Il fatto è quest'app non intende ricostruire un momento storico molto difficile, una lotta per la vita e per la morte di Israele, che naturalmente non è stato privo di momenti difficili, di errori e di danni per la popolazione civile. Non è un contributo alla comprensione dei fatti e alla loro storicizzazione. Non si sforza di essere oggettivo. E' uno strumento di lotta per la delegittimazione e in prospettiva la distruzione di Israele, come spiega bene qui un'organizzazione palestinista (http://www.bocchescucite.org/una-nuova-app-per-parlare-ancora-di-nakba/). Cioè è esattamente un incitamento nazionalistico alla guerra, ciò che dovrebbe fare orrore a tutte le persone di sinistra o pacifiste. E invece, guardate un po', questa app per tener aperta la ferita della guerra del '47-49 piace moltissimo al Manifesto (http://80.241.231.25/ucei/Viewer.aspx?Mode=S&ID=2014051327464392 e fin qui siamo nell'ovvio, dato il fanatismo anti-israeliano della testata), ma anche ai “grandi giornali” progressisti americani come il Washington Post (http://80.241.231.25/ucei/Viewer.aspx?Mode=S&ID=2014051527487889 ) e il New York Times (http://80.241.231.25/ucei/Viewer.aspx?Mode=S&ID=2014051427474342), fra l'altro notoriamente posseduto e diretto da persone che appartengono all'intellighenzia ebraica americana.
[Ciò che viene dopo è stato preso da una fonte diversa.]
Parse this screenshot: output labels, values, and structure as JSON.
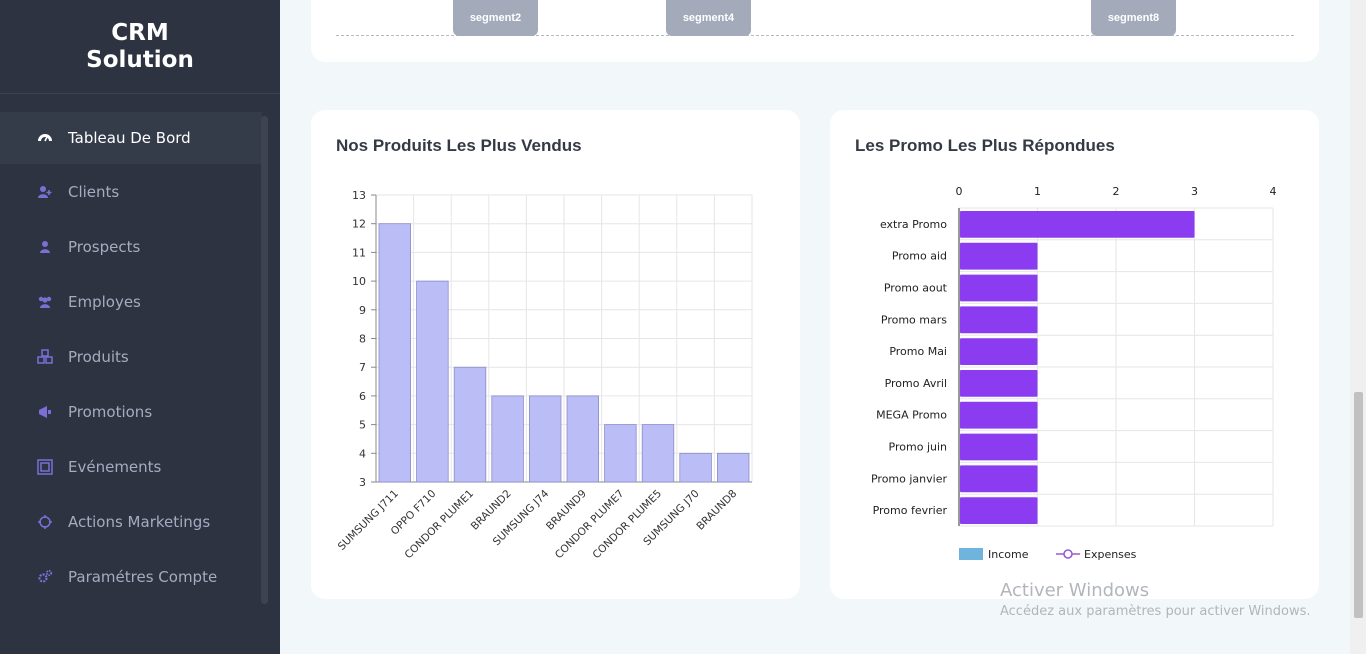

Vi chiedete il perché? Mah, dal punto di vista palestinista la risposta è semplice. Non hanno mai accettato e non accettano ancora la legittimità di Israele come stato ebraico: questa è fra l'altro la ragione perché è giusta e necessario la richiesta di Natanyahu di un tale riconoscimento come premessa a qualunque accordo (http://www.israelhayom.com/site/newsletter_article.php?id=17359). Pensano che la fondazione di Israele sia stato “un crimine contro l'umanità”(http://www.palwatch.org/main.aspx?fi=157&doc_id=11453 ). Sono fermamente convinti che il ritorno alla lotta armata sia opportuno e necessario (http://www.israelnationalnews.com/News/News.aspx/180097#). E questa posizione si è radicata anche in Occidente, in parte basandosi sul vecchio antisemitismo, in parte sul quasi altrettanto vecchio odio di sé di certi ambienti ebraici “progressisti”, che vogliono essere accettati come politicamente stimabili (http://www.algemeiner.com/2014/05/14/jews-against-themselves-the-bds-movement-and-modern-apostasy/). Solo per questa ragione, che in definitiva è l'antisemitismo, il mondo guarda compiaciuto iniziative che mirano a rinfocolare un conflitto e in altri casi sarebbero giudicate folli e pericolose. Solo contro Israele il fascismo e il revanscismo piacciono.